Plant, Crop, and Agricultural AI
Plant and crop AI belongs in scope because agriculture is life sciences at organism, environment, and breeding-program scale. It should not be treated as a side note to human therapeutics. The evidence standard is different: field trials, genotype-by-environment interaction, trait measurement, breeding-cycle time, and agronomic context matter as much as model architecture.
- Map plant AI claims to genomics, phenotyping, breeding, or field decision tasks
- Distinguish plant foundation models from general biology foundation models
- Identify the validation gap between greenhouse, controlled-environment, and field evidence
- Recognize genotype-by-environment interaction as a central uncertainty source
- Keep farm-operations optimization separate from biological crop improvement
Introduction
Crop AI is not just “biology AI applied to plants.” Plant genomes, polyploidy, breeding populations, field environments, weather exposure, soil conditions, and management practices create a different evidence problem. A plant model may work in a reference species but fail in an orphan crop. A phenotype predictor may work in greenhouse images but fail under field stress. A breeding-priority score may look strong retrospectively and still fail across seasons.
Plant-specific foundation models now make the chapter necessary. AgroNT trained on genomes from 48 plant species and reported performance across regulatory annotation, promoter and terminator strength, tissue-specific expression, and functional-variant prioritization (Mendoza-Revilla et al., 2024). PlantRNA-FM gives a plant-specific RNA foundation model example (Zhang et al., 2024). Crop translational genomics also remains a field-evidence problem, not only a model problem (Hickey et al., 2024).
Demonstrated
Demonstrated capability includes plant genomic representation learning for defined sequence tasks and plant phenotyping from well-characterized image or sensor datasets. The evidence is strongest when species, trait, platform, split design, and external validation are named.

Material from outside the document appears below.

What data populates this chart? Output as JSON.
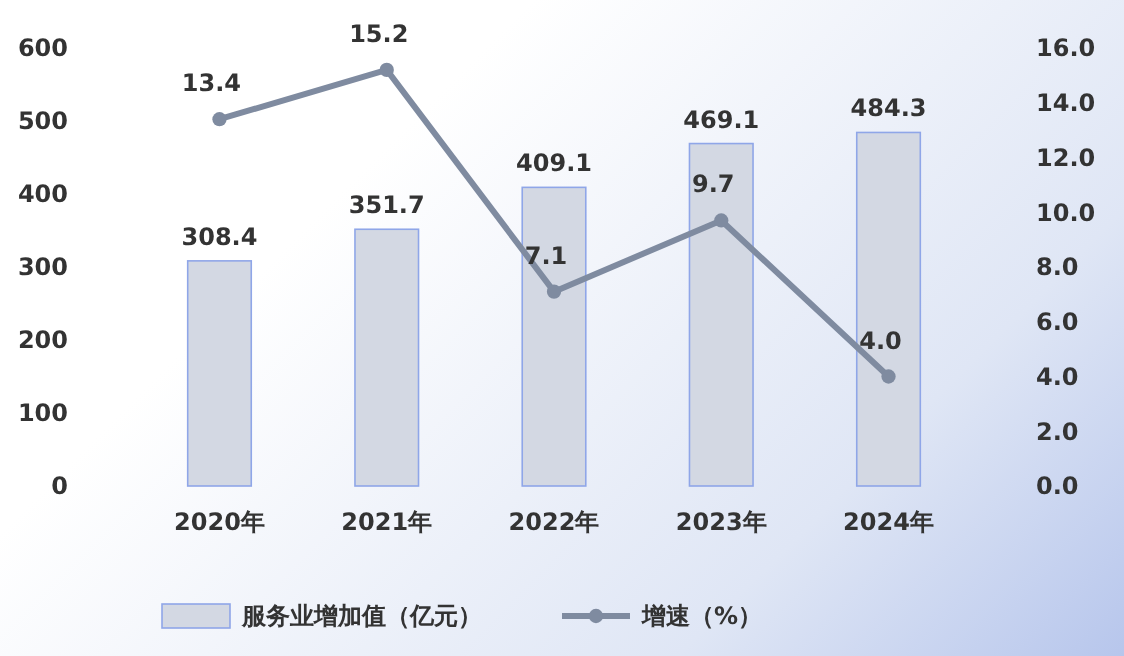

Demonstrated capability also includes yield and stress-response prediction in bounded historical datasets. The result is useful for research planning when the geography, management practice, time window, and input modalities are explicit.
Theoretical
Theoretical capability includes general crop-design systems that connect genotype, regulatory sequence, phenotype, environment, and agronomic performance. The field has useful components, but the full genotype-to-field-performance path remains too context-dependent for routine generalization.
Theoretical capability also includes AI-guided breeding decisions that transfer across crops and geographies. The validation requires prospective breeding or field evidence, not only retrospective prediction.
Beyond current capabilities
Beyond current capabilities includes reliable crop-performance prediction from sequence alone. Development, soil, climate, management, pathogen pressure, microbiome, and measurement context prevent sequence-only claims from carrying field-level certainty.
Beyond current capabilities also includes universal agricultural decision systems that optimize crop biology, farm management, and environmental impact without local validation. Local agronomy remains decisive.
Practice Notes
- Name the crop, genotype panel, trait, environment, season, and measurement platform.
- Separate greenhouse evidence from field evidence.
- Treat genotype-by-environment interaction as a core design constraint.
- Use prospective field validation for breeding decisions.
- Keep biological crop-improvement claims separate from farm-management software claims.